The second proposed technique was based on transfer learning. Transfer learning was utilized by applying pretrained MTMs trained for different epochs. These MTMs were used as the base model, which was then further fine-tuned for a specific task. The purpose was to get a generalized base model which was then specialized for a specific dataset. The presented results illustrated a performance gain compared to the MTL approach and other state-of-the-art approaches including the STM. Comprehensively, the proposed methodology showed an average F1-score gain of 1.6%. This work also used ELMo, which provides contextual word embedding, to see its impact on the results. The results showed that ELMo supported the learning ability of the model.

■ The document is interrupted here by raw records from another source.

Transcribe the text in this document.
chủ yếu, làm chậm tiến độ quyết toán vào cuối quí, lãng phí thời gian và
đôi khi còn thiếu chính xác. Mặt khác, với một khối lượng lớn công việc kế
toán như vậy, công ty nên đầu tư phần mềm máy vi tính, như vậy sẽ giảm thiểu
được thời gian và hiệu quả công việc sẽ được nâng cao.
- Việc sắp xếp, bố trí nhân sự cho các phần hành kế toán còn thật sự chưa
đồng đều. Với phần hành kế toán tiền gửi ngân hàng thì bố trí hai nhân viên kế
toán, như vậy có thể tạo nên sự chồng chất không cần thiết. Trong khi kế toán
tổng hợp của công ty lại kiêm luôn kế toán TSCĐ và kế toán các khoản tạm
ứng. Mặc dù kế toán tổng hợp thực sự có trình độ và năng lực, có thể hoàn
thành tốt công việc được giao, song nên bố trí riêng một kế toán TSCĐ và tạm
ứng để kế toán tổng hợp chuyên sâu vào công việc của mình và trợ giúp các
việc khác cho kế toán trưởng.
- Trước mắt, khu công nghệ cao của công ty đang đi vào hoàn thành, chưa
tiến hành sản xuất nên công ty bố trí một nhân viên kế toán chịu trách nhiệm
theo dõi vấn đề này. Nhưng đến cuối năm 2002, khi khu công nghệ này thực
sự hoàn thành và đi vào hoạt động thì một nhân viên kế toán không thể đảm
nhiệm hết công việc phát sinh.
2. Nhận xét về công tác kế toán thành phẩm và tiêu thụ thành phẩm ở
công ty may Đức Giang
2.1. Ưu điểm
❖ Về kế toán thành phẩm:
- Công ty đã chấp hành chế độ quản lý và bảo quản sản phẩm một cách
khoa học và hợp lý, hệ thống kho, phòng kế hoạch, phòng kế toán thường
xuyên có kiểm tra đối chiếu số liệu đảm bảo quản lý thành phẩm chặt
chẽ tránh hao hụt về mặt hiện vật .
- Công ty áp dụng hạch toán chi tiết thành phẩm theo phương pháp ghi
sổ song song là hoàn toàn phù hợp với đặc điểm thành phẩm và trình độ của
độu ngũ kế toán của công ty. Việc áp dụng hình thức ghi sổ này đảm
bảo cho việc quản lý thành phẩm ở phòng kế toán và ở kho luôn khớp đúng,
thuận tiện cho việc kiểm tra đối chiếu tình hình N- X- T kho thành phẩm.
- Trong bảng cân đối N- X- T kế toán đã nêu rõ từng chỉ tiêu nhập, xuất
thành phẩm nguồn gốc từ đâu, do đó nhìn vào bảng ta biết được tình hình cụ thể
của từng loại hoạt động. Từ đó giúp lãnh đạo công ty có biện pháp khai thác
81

As a future work, the MTL approach will be extended to train it by combining different auxiliary tasks along with BioNER. This can include biomedical relation extraction, biomedical question-answering tasks, etc. The rationale is to explore and understand the underlying relationship between auxiliary tasks and main tasks. This can also help to remove those auxiliary tasks that compromise the performance of the MTM. In this case, the auxiliary task may distort the main task during MTM training. We also plan to use other available word embeddings for our work to find out the best embeddings for the STM and for the MTM. Another future research direction is related to the use of Transformer-based models pretrained on biomedical documents such as BlueBERT [57] and BioBERT [58]. We will explore and analyze the effectiveness of available transformers considering all 15 datasets for the STM and MTM.